The land trust is attaching a deed restriction to the house that requires whoever owns it to also live in it. The requirement will prevent investors from obtaining the home.
“We want it to be someone that needs a house to live, not someone who’s gonna make a bunch of money off of renting,” Wainio said.
In its 10 years, Cape Fear Community Land Trust has focused within the city limits, specifically in downtown Wilmington. Wainio said the nonprofit is open to expanding into Pender and Brunswick counties when the opportunity presents itself.
Widespread public interest in dwindling affordable-housing options has led the Cape Fear Community Land Trust to ramp up its efforts. It’s about to embark on a new build at 10th and Meares streets, and it recently collaborated with Cape Fear Habitat for Humanity on eight properties. In the partnership, the land trust owns the lot, and Habitat constructs the house.
“It allows them to afford more houses for their money because they don’t have to buy the land,” Wainio explained.
Affordable housing is a growing problem in New Hanover County, with homes rarely staying on the market past 20 days and rental prices below a grand a month being virtually nonexistent. Yet, most of the local jobs are service-related –– with employees earning sometimes only $9 or $10 an hour –– or are teachers and first responders who are victim to living cost-burdened, meaning more than a third of their income pays for housing.
“All of us need affordable housing, no matter how much money we make, but there’s been this stigma or this cloud put over folks that need affordable housing,” Wainio said.
Without affordable options in New Hanover County, most residents see no choice but to move outside of it. Wainio, a real estate agent, said one of her clients, a grocery store employee, was beat out by investors paying cash on multiple offers.

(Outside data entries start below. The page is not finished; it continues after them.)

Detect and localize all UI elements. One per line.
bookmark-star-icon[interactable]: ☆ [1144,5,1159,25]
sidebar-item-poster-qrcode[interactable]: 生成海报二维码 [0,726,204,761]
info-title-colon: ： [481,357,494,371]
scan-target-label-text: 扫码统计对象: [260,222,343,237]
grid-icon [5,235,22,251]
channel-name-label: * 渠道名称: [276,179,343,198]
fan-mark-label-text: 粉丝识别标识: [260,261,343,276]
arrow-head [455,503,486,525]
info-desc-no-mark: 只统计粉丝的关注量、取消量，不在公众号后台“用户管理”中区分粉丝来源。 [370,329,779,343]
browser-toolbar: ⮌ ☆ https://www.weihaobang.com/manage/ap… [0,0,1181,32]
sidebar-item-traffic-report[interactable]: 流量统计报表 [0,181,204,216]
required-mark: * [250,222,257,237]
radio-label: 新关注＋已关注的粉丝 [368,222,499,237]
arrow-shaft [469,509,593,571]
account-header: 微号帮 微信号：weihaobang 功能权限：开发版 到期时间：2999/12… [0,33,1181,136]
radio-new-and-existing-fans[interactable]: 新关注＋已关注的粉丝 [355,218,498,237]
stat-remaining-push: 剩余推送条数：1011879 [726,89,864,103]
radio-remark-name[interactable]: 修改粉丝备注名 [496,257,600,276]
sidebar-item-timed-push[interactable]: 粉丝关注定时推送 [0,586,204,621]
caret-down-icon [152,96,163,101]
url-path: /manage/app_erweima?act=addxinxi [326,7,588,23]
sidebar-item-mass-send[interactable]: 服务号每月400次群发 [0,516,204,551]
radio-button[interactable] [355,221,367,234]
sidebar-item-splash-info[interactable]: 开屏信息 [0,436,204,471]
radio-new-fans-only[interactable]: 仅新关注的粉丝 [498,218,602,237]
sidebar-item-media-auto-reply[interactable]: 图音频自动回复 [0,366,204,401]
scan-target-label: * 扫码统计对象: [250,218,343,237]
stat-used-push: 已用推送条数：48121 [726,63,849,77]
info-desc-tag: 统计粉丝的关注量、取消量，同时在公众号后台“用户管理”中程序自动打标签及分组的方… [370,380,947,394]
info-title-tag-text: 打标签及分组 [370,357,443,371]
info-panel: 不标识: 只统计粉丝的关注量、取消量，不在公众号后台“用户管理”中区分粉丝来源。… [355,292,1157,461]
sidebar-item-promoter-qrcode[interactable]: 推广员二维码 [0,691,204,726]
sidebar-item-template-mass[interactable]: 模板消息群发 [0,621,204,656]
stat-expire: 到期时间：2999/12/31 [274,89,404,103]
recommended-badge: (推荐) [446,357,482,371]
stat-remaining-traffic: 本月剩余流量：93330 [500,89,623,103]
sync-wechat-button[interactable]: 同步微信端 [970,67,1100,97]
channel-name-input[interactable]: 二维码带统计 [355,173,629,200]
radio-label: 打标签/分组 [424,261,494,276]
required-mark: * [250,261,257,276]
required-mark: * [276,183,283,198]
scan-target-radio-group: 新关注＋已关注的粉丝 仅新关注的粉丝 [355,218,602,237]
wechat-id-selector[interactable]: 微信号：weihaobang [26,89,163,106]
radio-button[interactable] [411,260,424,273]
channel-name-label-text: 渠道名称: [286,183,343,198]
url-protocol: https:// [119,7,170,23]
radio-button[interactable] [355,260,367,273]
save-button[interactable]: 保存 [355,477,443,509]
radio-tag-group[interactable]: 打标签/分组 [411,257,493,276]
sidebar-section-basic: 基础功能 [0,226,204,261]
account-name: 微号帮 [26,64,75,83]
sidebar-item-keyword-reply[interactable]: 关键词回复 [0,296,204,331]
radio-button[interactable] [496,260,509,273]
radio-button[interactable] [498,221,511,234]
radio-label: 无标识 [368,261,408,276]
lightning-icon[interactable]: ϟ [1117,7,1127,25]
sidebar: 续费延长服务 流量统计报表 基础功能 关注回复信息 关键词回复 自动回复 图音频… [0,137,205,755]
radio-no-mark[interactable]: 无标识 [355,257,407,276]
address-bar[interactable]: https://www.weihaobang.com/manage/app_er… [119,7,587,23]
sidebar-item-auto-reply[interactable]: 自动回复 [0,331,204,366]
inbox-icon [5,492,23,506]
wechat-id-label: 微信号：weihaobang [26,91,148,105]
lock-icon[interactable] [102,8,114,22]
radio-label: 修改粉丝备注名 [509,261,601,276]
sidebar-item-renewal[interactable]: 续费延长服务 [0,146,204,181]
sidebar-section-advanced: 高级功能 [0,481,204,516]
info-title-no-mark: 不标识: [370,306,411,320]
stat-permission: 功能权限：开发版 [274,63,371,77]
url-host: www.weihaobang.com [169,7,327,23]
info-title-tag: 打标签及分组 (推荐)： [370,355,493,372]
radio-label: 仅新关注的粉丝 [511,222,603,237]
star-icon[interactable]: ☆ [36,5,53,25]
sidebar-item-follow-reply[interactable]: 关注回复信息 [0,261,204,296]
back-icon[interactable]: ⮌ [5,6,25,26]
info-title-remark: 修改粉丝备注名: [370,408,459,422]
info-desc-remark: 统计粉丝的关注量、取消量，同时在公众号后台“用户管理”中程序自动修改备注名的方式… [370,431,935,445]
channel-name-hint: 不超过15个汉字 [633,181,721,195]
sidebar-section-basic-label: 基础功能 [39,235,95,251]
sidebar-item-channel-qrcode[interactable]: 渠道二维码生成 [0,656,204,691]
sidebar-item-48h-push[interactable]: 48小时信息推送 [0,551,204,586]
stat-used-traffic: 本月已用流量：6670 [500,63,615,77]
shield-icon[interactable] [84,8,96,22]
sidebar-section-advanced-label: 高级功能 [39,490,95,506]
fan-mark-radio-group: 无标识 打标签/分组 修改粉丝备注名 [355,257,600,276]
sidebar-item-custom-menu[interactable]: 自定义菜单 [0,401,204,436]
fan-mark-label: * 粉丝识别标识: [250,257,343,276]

“The next time you’re in line at Trader Joe’s, and you’re complaining because there’s only one register open, think about my client,” she said. “She probably had to move to Riegelwood and she got a flat tire and couldn’t get to work this morning because she had to drive so far.”
When disaster strikes, first responders are sometimes incapable of driving into duty when they live outside the county. Police, firefighters and nurses who cannot afford to live in the area where they work couldn’t report after Hurricane Florence flooded roadways, in turn affecting staffing issues, Wainio noted.
At the same time land trust volunteers and board members pruned trees and laid fresh soil Wednesday, elected officials met in a room with nonprofit leaders to brainstorm solutions to the problem, and how the local government could maximize a proposed $50 million housing bond if approved by voters. Paul Stavovy, executive director of the Cape Fear Community Land Trust, was among those in the meeting.
“We need to be recognized as a viable nonprofit that can provide affordable options for families and people living in the county,” Wainio said. “We want to be at the table.”